Hira Roberts

ABOUT

Hira Roberts is a Digital Artist, Architect, and an Assistant Professor at Prairie View A&M University. She received her undergraduate degree from the National College of Arts, Lahore, after which she did contract work. Due to her strong 3D modeling skills she was offered a job at a game development company which led to her pursuit of a Master Degree in Digital Art from Louisiana State University.

Thematically, her work is representative of challenges she has faced as a woman in a third world country, her pursuit of independence, and life of an immigrant woman in the United States. Embodiment and disembodiment are an integral part of her work and a means to create empathetic experiences for audiences; where she shares her state of mind through abstract and immersive spaces. The mediums and tools she has used vary from digital world building, interactive installations, immersive art, to ink drawings, digital paintings, and pencil drawings. She enjoys experimenting and combining emerging technology with architecture and various forms of art.

Hira’s artwork examines the intersection of technology and traditional forms of art. Her mediums include, mobile applications, desktop applications, videos, projection mapping, virtual reality, installations, drawings and sculpture. She employs softwares such as Houdini, Maya, ZBrush, TouchDesigner, VPT8, AutoCAD, Unity, Unreal, Arduino, Processing, Photoshop and more. Hira is also experienced in using C#, C++, HTML, and CSS.

ARTIST STATEMENT

“Empathy: the ability to share someone else’s feelings or experiences by imagining what it would be like to be in that person’s situation” ~ Cambridge English Dictionary

Freedom of expression, religion, and the pursuit of an artistic career in Pakistan presents many challenges and restrictions for women, which led to my eventual immigration to the United States. In Pakistan, women rights, sexual harassment, and independence for women are a taboo subject, therefore, there was no place for someone like me who was unafraid to raise my voice. Even though there is no comparison between life in the US versus that in Pakistan, it turns out the United States has a different set of problems when it comes to race and women rights. Therefore, my artwork has always been about personal narratives and sharing social and cultural challenges that women face globally.

The pandemic highlighted even more challenges that working women and mothers face daily. My recent work explores these transglobal challenges using a variety of mediums where I combine interactive digital installations with traditional forms of art. Embodiment is an integral part of my work as I wish to create experiences to help others empathize with the struggles of those around them. My work incorporates virtual reality headsets, interactive projections, installations, and a combination of other digital and traditional mediums in order to put the audience “in my shoes”.
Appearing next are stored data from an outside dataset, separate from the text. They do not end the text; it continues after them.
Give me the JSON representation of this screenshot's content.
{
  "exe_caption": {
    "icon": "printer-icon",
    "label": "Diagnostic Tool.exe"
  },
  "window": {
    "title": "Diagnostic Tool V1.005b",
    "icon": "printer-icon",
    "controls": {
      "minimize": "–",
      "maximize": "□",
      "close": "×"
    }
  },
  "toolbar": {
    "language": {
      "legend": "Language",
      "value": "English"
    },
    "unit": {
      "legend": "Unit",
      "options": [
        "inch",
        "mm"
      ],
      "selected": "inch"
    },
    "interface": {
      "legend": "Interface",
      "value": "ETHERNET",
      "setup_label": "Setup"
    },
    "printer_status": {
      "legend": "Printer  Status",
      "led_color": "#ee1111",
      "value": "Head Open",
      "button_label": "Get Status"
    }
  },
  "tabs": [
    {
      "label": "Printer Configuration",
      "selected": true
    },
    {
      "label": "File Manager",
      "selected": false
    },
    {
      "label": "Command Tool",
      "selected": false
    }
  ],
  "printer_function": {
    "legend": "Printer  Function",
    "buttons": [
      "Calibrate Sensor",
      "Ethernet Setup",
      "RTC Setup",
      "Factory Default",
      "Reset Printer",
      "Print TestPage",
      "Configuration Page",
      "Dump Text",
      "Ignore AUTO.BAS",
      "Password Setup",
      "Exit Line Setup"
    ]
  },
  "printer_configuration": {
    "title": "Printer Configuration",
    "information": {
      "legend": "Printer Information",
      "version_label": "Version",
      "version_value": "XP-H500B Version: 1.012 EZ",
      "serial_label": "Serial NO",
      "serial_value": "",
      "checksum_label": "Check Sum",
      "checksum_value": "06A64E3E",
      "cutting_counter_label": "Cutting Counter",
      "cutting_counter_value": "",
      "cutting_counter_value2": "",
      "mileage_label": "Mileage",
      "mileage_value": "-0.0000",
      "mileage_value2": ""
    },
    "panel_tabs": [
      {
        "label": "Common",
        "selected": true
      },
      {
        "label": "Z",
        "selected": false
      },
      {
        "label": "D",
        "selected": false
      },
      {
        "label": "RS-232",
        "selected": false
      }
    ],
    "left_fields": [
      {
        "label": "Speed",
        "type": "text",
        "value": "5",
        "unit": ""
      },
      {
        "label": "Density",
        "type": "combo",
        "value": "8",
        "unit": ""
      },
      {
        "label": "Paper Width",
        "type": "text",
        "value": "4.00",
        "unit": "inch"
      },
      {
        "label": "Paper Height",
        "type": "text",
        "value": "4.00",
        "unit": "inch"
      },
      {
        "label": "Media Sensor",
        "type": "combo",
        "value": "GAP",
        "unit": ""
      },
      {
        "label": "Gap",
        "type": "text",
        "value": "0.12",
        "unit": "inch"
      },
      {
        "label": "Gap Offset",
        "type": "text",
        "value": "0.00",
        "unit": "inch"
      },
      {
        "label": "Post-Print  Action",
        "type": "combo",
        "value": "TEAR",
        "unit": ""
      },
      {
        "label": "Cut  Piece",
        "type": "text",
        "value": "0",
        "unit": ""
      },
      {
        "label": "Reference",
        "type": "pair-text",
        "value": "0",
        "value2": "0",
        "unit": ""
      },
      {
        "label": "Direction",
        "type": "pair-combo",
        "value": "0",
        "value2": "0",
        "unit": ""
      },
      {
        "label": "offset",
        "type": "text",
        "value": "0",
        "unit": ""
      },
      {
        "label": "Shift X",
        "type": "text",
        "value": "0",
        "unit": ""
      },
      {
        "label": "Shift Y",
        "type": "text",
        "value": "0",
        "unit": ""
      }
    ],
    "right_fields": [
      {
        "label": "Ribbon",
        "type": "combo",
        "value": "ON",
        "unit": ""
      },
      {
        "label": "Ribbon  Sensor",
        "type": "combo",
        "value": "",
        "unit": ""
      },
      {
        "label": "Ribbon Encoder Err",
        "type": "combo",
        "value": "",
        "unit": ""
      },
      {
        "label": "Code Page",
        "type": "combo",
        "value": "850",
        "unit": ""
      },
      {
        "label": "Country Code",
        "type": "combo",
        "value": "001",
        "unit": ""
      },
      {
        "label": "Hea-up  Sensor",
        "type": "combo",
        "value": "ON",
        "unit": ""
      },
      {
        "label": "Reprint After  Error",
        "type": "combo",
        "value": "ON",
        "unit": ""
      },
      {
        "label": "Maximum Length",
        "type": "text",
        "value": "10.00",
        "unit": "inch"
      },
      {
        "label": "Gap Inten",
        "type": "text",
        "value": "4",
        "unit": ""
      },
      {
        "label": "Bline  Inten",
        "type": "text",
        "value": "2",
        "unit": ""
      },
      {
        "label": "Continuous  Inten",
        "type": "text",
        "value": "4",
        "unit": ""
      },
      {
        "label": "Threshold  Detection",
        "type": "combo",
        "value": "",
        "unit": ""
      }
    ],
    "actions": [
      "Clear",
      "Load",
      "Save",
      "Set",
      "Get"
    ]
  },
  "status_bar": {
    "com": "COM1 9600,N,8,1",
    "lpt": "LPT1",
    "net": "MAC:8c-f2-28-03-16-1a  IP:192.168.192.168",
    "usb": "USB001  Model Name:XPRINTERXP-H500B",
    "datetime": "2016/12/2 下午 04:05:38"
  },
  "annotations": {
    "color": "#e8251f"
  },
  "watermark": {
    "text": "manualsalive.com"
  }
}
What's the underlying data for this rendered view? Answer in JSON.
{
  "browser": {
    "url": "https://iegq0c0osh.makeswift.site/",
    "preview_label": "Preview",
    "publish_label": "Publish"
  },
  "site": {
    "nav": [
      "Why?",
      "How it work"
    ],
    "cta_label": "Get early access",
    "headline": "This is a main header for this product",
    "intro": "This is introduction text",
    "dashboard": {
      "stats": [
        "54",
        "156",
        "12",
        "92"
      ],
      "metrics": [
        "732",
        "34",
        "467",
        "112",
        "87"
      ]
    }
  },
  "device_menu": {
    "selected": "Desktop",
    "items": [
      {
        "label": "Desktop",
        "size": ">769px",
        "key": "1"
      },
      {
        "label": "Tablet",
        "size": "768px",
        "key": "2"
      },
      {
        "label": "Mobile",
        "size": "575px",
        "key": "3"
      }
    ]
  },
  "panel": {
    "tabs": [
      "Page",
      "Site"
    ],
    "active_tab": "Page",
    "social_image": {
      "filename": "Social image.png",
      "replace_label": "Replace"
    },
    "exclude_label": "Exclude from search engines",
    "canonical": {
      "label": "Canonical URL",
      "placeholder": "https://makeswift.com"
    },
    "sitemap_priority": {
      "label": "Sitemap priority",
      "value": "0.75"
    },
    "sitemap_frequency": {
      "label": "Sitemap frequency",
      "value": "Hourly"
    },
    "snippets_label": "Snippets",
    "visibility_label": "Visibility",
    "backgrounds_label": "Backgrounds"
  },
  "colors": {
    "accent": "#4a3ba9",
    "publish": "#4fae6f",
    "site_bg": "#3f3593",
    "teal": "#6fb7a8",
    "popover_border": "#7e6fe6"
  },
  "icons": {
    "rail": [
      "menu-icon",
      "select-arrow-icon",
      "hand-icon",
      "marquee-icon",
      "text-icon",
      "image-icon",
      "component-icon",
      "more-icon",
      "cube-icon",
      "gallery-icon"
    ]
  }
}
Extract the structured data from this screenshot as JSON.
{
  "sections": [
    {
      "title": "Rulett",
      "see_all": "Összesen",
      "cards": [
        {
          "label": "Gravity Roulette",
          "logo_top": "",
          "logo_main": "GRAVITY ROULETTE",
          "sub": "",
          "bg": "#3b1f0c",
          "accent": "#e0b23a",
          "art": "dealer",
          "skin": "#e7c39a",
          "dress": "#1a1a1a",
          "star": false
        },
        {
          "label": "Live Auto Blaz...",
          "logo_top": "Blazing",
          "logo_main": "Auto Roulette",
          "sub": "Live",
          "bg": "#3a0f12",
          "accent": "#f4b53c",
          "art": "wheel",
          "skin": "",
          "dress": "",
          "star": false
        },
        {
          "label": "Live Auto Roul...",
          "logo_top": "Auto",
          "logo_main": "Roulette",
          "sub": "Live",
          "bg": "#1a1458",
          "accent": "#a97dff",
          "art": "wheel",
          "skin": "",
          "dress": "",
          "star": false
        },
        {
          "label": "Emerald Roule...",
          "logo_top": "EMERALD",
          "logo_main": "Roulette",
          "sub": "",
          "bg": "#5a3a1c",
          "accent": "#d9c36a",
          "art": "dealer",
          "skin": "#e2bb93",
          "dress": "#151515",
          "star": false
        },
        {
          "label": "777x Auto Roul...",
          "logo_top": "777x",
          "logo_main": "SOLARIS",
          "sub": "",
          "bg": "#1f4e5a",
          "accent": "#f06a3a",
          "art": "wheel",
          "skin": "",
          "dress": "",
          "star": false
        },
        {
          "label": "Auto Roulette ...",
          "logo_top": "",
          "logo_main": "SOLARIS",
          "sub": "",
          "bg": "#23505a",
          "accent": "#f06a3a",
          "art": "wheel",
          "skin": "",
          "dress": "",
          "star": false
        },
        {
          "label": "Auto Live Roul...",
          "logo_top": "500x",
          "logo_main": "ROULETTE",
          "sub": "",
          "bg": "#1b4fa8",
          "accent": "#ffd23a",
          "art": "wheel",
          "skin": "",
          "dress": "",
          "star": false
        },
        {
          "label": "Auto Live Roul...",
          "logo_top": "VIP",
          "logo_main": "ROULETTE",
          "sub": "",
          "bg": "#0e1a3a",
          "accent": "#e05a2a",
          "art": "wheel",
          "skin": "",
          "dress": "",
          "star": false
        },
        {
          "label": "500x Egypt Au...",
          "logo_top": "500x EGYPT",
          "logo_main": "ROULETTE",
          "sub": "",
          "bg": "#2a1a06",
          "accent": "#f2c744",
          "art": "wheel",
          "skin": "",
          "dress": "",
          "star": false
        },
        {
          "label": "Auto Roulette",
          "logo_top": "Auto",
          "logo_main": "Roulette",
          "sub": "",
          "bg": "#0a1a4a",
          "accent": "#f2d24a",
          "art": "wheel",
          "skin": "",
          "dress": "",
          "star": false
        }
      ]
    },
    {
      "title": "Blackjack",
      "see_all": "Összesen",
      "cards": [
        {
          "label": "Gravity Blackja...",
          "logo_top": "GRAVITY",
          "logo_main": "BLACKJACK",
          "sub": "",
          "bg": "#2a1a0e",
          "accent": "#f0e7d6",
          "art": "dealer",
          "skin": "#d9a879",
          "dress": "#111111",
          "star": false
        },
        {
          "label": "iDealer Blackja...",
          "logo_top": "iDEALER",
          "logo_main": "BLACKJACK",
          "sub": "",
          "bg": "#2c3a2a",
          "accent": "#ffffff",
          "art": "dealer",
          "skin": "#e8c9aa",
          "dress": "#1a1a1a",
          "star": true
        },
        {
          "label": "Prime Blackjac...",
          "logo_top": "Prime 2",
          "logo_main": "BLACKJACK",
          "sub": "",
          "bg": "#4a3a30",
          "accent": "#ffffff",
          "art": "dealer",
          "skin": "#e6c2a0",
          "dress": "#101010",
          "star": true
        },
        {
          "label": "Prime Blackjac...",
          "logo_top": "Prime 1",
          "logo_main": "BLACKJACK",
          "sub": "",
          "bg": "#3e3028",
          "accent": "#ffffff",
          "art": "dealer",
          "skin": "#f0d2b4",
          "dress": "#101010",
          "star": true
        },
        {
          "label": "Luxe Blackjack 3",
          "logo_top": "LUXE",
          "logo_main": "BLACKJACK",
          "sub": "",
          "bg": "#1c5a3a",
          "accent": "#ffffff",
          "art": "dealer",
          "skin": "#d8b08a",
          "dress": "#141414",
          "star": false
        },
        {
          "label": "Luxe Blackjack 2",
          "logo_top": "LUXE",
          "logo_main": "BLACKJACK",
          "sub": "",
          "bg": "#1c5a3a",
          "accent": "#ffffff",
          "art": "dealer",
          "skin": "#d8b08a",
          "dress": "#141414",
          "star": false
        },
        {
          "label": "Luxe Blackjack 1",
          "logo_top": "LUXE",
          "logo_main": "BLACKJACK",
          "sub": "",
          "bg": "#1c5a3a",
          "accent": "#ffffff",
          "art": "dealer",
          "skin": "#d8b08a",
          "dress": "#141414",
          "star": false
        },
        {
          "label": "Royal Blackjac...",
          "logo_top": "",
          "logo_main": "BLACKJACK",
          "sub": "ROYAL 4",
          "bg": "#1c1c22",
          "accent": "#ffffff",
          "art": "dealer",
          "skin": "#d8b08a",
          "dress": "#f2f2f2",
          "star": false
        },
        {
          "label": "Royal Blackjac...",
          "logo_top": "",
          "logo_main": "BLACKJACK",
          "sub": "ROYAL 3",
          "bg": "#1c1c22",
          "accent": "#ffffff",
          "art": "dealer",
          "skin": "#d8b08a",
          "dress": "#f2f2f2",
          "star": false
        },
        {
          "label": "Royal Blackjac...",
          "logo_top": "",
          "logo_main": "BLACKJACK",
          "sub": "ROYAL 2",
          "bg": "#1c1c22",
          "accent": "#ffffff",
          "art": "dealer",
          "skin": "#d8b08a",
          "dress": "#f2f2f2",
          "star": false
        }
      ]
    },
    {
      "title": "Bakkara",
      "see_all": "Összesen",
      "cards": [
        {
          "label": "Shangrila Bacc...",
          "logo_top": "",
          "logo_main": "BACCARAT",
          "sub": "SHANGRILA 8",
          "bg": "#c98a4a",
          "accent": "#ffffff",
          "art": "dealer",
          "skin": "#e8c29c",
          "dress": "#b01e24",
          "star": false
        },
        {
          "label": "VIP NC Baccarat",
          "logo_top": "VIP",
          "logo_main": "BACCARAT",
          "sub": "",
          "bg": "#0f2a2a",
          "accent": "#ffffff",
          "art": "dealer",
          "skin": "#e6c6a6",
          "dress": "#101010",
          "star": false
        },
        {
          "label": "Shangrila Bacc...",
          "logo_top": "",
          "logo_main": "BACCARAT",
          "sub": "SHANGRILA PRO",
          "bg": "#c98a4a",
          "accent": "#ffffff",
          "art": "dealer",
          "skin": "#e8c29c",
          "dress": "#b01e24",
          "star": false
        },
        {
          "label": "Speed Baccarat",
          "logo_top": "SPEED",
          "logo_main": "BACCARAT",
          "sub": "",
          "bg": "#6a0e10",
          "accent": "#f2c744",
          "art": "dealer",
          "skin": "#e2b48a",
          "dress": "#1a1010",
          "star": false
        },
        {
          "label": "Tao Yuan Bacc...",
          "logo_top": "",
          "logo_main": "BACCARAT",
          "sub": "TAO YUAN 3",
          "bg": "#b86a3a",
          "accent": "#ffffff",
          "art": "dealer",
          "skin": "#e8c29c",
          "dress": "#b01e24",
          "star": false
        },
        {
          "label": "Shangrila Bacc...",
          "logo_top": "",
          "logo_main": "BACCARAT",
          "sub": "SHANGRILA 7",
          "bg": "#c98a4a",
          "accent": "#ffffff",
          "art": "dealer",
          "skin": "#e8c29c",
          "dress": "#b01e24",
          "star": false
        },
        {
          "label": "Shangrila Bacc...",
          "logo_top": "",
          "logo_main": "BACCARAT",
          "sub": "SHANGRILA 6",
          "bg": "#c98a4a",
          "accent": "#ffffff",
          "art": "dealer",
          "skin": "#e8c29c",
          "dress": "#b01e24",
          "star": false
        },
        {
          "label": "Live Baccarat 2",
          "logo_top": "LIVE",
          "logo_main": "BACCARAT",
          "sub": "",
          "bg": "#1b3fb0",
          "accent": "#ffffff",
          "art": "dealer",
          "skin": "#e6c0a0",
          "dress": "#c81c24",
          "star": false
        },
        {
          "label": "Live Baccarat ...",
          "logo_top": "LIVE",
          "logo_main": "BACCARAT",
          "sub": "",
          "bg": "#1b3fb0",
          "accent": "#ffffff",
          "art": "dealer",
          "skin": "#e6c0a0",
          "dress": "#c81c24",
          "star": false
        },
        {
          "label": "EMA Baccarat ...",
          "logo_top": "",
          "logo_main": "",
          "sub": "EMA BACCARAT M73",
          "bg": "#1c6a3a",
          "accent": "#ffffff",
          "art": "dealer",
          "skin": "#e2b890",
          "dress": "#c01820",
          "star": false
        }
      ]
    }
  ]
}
“Mindscape” aims to visualize the state of my mind as I learn to navigate the role of a new mother with postpartum depression, anxiety, and fear, amplified due to the spread of Covid-19 in 2020. My goal is to include the following body of work:

A virtual world that is meant to be experienced through a virtual reality headset containing abstract weblike architectural forms; a visual representation of fear and anxiety within the subconscious mind. I aim to incorporate sound that amplifies and resonates upon colliding with the structure resulting in vibrating virtual threads as the viewer navigates through this space.

Accompanying will be a series of sculptures that incorporate faceless bodies of women connected to various abstract structures. Whether she is breaking free or is being held back by what is connected to her is open to interpretation. The structures symbolize the stereotypical and binary expectations of society from women, further highlighted during the pandemic.

Lastly, an interactive projection will comprise silhouettes of loved ones that fell to the virus. The numbers hovering above them represent their ages. They move and shift as you approach them but can never be tangible as they live behind the veil of death. They are faceless as they also represent the millions that have lost their lives to Covid-19.

Along with the above will be the memento mori themed drawings and studies of death symbols across cultures, as well as compositions of women from the west and east in situations reflecting the impact of the pandemic.